Sakiko stepped away from Tsugami and went to sit at the small red-lacquered mirror in the corner. Her heart was still pounding. In the mirror, staring out at her like a fox, was the ashen face of a woman who had spent three years of the most important period in her life, from her twenties into her thirties, suffering with Tsugami.
As Tsugami becomes more embroiled in the lead up to the bullfighting event, arranging the transportation of the bulls, their feed, the hire of the stadium, the set-up of the fighting ring, the publicity, seeking permits, negotiating prices and even more, his mind is constantly thinking of the potential financial ruin.

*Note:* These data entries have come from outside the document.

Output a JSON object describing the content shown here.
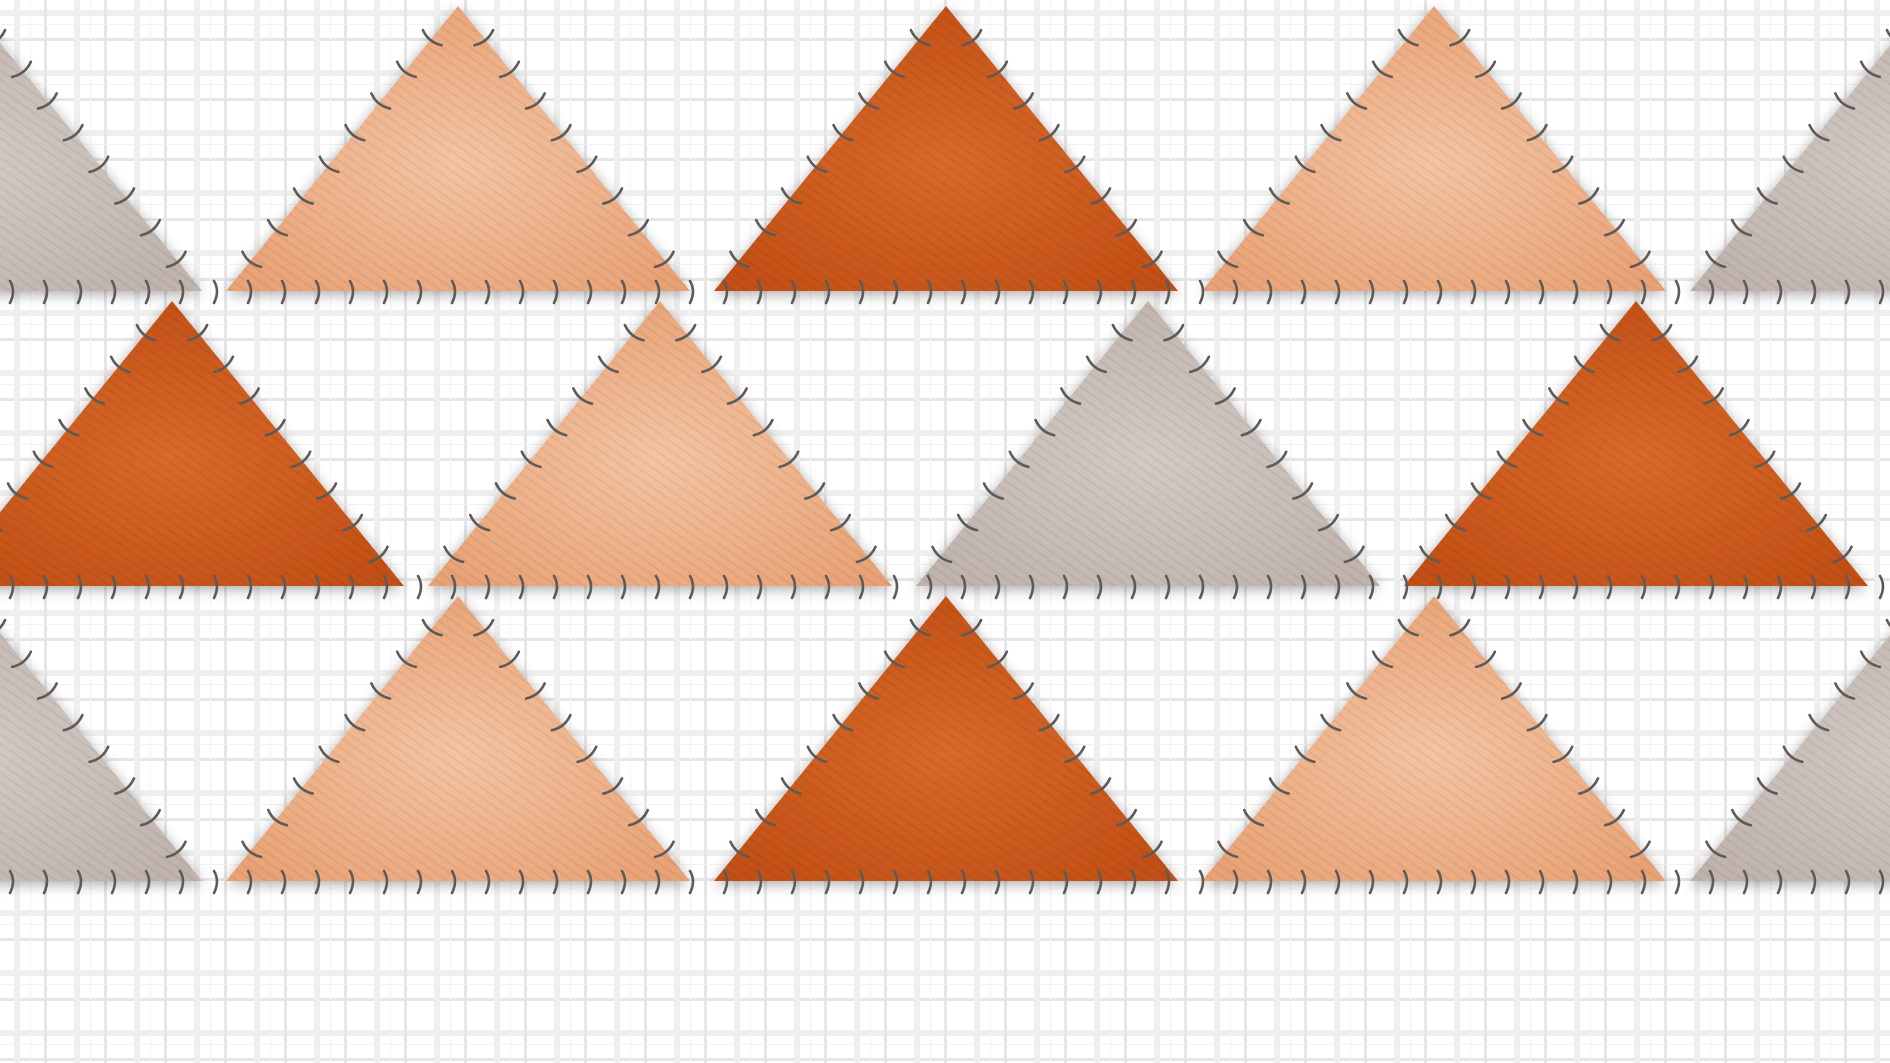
{
  "image": {
    "subject": "stitched-triangle-patchwork-on-plaid",
    "rows": 3,
    "apex_columns_row1": [
      0,
      1,
      2,
      3,
      4
    ],
    "colors": {
      "background": "#ffffff",
      "plaid_line": "#e4e4e4",
      "plaid_line_light": "#f0f0f0",
      "burnt_orange": "#c8561a",
      "burnt_orange_light": "#d96a2a",
      "peach": "#eba87e",
      "peach_light": "#f3c4a3",
      "taupe": "#c3b7b0",
      "taupe_light": "#d3cac5",
      "thread": "#5d5a58"
    },
    "rows_pattern": [
      {
        "row": 1,
        "up": [
          "taupe",
          "peach",
          "burnt_orange",
          "peach",
          "taupe"
        ]
      },
      {
        "row": 2,
        "up": [
          "burnt_orange",
          "peach",
          "taupe",
          "burnt_orange"
        ]
      },
      {
        "row": 3,
        "up": [
          "taupe",
          "peach",
          "burnt_orange",
          "peach",
          "taupe"
        ]
      }
    ]
  }
}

Throughout all of this he forgets the reasons for the event, the actual bullfight itself, a gamble, a fight to see who is the most dominant. He becomes obsessed with winning at all costs, this time he wants to be the success.
Whilst the tensions of the preparations for the bullfight may be the main plot, it is the subplot of human angst that echoes throughout. As Tsugami discusses the idea of a fireworks display the night before the big event, Sakiko comments:
“Yes, that would be lovely. Maybe you can do a big chrysanthemum! How nice it will look blooming in the total darkness over the charred rubble of Osaka”
Japan rebuilding its character after the war also simmering in the background.
Recently released, this is a beautiful edition from Pushkin Press, hand sticked by an independent publisher on acid free paper, it is one of those joys to hold (you don’t get that with an e-reader!). For me this was a revelation, a wonderful introduction to a prolific writer, and with just the one book under my belt I can see why Inoue is considered a “master” of Japanese literature. With a number of early works, you sometimes struggle to connect with the writer, as he finds his feet, if Inoue matures as his writing progresses then I’m in for an exciting journey. Although a short work (this edition's story runs to 124 pages) it is not short on substance.
Pushkin Press have recently released “The Hunting Gun” and “Life of a Counterfeiter” by Yasushi Inoue as well, I’ll be back in a few days with a review of his other work released in 1949, “The Hunting Gun”, with a review of the other work soon thereafter….I’m hooked.